La normalità del futuro sarà diversa da quella che conoscevamo prima dell'avvento del coronavirus, l’anno 2020 rappresenterà una sorta di anno zero, uno spartiacque nelle nostre esistenze con un “prima” e un “dopo pandemia”.
Il COVID19 è un evento destinato a cambiare sensibilmente le nostre lenti sul mondo, i nostri sistemi economici, la modalità di relazione tra gli uomini.
L’emergenza, in pochi mesi, ha già modificato le nostre vite, le nostre abitudini, la nostra quotidianità, dandoci una diversa percezione di cosa è importante e cosa no, e la certezza che nulla sarà più come prima.
Ma, grazie al coronavirus, l’umanità sta anche acquisendo una nuova consapevolezza, un processo di maturazione, che sta portando a rivedere gli attuali modelli economici e sociali, cercando nuovi strumenti in grado di ripristinare le certezze del passato, ma anche a non commettere gli errori fatti.
L’impegno attuale di uomini di governo, economisti, scienziati è riflettere su come andare avanti, consapevoli che l’attuale situazione è completamente cambiata, e trovare la risposta alla domanda:
una volta usciti dalla pandemia del COVID-19 si potrà uscire anche dalla crisi economico-sociale? E se sì, come?
Una risposta difficile da trovare, in quanto deve essere in grado di abbattere una forte dicotomia: seguire modelli che considerano la persona preminente rispetto al mercato, o, invece, modelli che ritengono la persona sacrificabile rispetto alle esigenze del mercato.
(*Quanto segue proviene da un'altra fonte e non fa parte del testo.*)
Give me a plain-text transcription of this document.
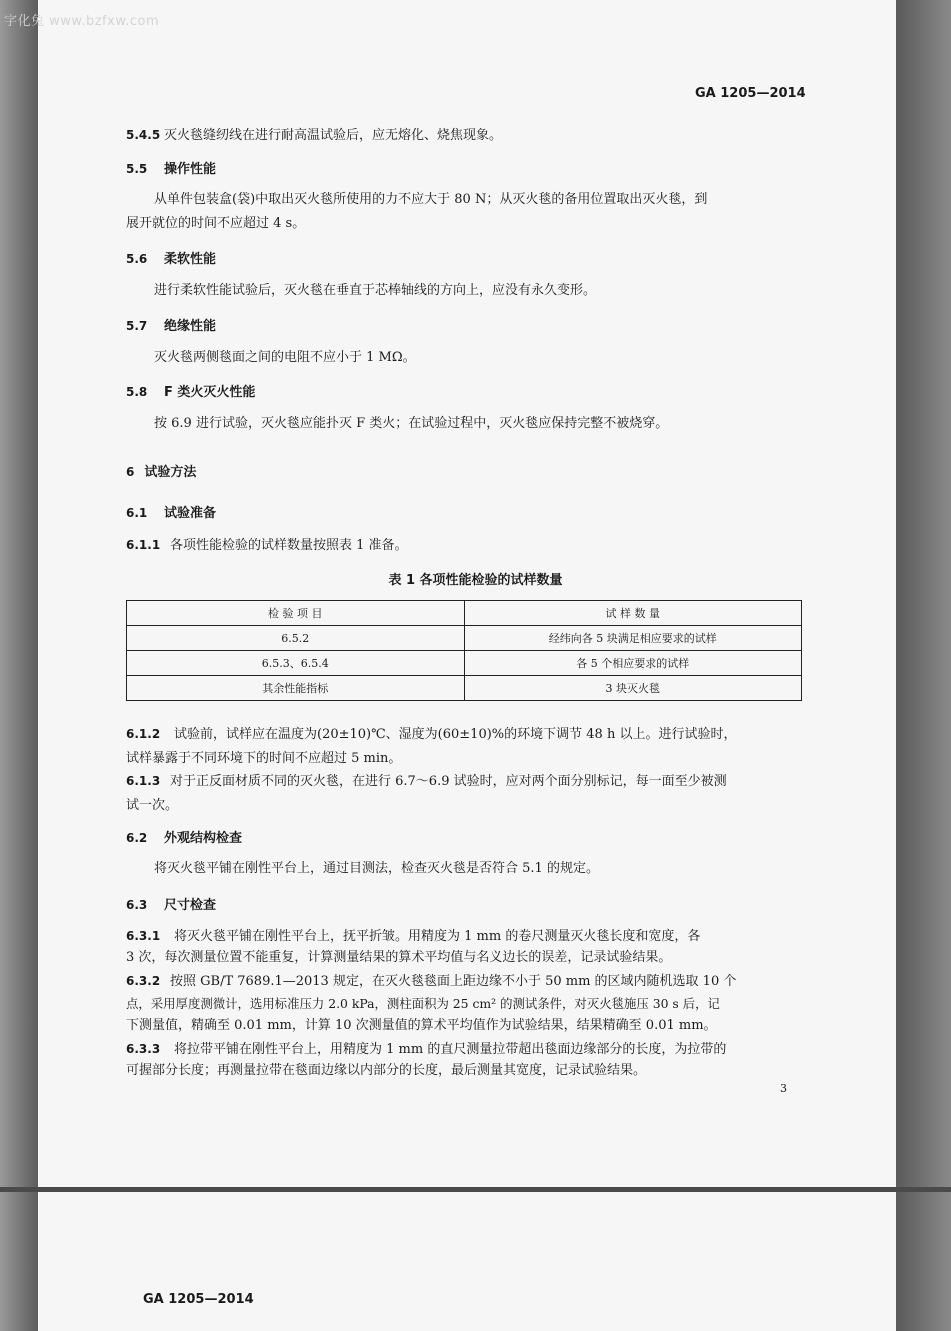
字化兔 www.bzfxw.com
GA 1205—2014
5.4.5 灭火毯缝纫线在进行耐高温试验后，应无熔化、烧焦现象。
5.5 操作性能
从单件包装盒(袋)中取出灭火毯所使用的力不应大于 80 N；从灭火毯的备用位置取出灭火毯，到
展开就位的时间不应超过 4 s。
5.6 柔软性能
进行柔软性能试验后，灭火毯在垂直于芯棒轴线的方向上，应没有永久变形。
5.7 绝缘性能
灭火毯两侧毯面之间的电阻不应小于 1 MΩ。
5.8 F 类火灭火性能
按 6.9 进行试验，灭火毯应能扑灭 F 类火；在试验过程中，灭火毯应保持完整不被烧穿。
6 试验方法
6.1 试验准备
6.1.1 各项性能检验的试样数量按照表 1 准备。
表 1 各项性能检验的试样数量
检 验 项 目	试 样 数 量
6.5.2	经纬向各 5 块满足相应要求的试样
6.5.3、6.5.4	各 5 个相应要求的试样
其余性能指标	3 块灭火毯
6.1.2 试验前，试样应在温度为(20±10)℃、湿度为(60±10)%的环境下调节 48 h 以上。进行试验时，
试样暴露于不同环境下的时间不应超过 5 min。
6.1.3 对于正反面材质不同的灭火毯，在进行 6.7～6.9 试验时，应对两个面分别标记，每一面至少被测
试一次。
6.2 外观结构检查
将灭火毯平铺在刚性平台上，通过目测法，检查灭火毯是否符合 5.1 的规定。
6.3 尺寸检查
6.3.1 将灭火毯平铺在刚性平台上，抚平折皱。用精度为 1 mm 的卷尺测量灭火毯长度和宽度，各
3 次，每次测量位置不能重复，计算测量结果的算术平均值与名义边长的误差，记录试验结果。
6.3.2 按照 GB/T 7689.1—2013 规定，在灭火毯毯面上距边缘不小于 50 mm 的区域内随机选取 10 个
点，采用厚度测微计，选用标准压力 2.0 kPa，测柱面积为 25 cm² 的测试条件，对灭火毯施压 30 s 后，记
下测量值，精确至 0.01 mm，计算 10 次测量值的算术平均值作为试验结果，结果精确至 0.01 mm。
6.3.3 将拉带平铺在刚性平台上，用精度为 1 mm 的直尺测量拉带超出毯面边缘部分的长度，为拉带的
可握部分长度；再测量拉带在毯面边缘以内部分的长度，最后测量其宽度，记录试验结果。
3
GA 1205—2014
Ciò si è evidenziato dal diverso comportamento adottato dagli Stati di fronte alla pandemia. Da una parte, il modello della Gran Bretagna, seguito da quasi tutti i paesi del Nord Europa, che ha ritenuto utile non fermare l’attività economica preferendo lo sviluppo dell’immunità di gregge, con il sacrificio della vita di molte persone. Dall’altra parte, il modello della Cina, seguito anche dall’Italia, che decide di bloccare il proprio sistema economico e di potenziare quello sanitario, salvando la vita di migliaia di cittadini.
Di fronte ad un’emergenza simile qual è strada più giusta da percorrere? La strada della crescita, andando a incrementare il PIL o del benessere sociale continuo? La risposta più autorevole la troviamo nelle parole di Joseph Stiglitz, premio Nobel per l’Economia, che evidenzia che c’è qualcosa di «fondamentalmente sbagliato» nel modo in cui misuriamo il progresso economico e sociale.
Infatti, ancora oggi, utilizziamo come metro di misura del successo di una nazione, il PIL, quindi un modello economico esclusivamente quantitativo, che ha rallentato i tassi di crescita, ha creato crescenti disuguaglianze e ci ha resi ciechi di fronte ad alcune serie minacce quali il cambiamento climatico e la perdita delle biodiversità. Un modello economico che ci ha reso vulnerabili di fronte all’emergenza planetaria COVID19.
Di fronte a una situazione di crisi mondiale concepire un diverso tipo di economia diventa un obbligo. Come valida alternativa sta riscuotendo un forte interesse il concetto di Economia del Benessere, che prende in considerazione, anche, indici di misura qualitativi, ad esempio “come stiamo” in quanto individui, comunità e nazione. Alla base dell’Economia del Benessere ci sono obiettivi come distribuzione della ricchezza, qualità della vita e tutela del pianeta.
Secondo l’OCSE, l’Economia del Benessere è un sistema economico che:
Come sottolinea il CESE (Comitato economico e sociale europeo), per raggiungere un’Economia del Benssere è necessario operare cambiamenti fondamentali sulla natura delle imprese, nell’organizzazione del lavoro, nel ruolo degli investimenti e nella struttura del sistema monetario. Ciò vuol dire che dobbiamo entrare nell’ottica di un nuovo stile di vita e nuovi modi di consumo che coinvolgeranno innumerevoli settori. Una metamorfosi mediata dalla tecnologia che ci accompagnerà nei nostri modi di abitare le città (smart city e sharing economy), di lavorare (smart working), di formarci, di divertirci, di interagire con gli altri (community).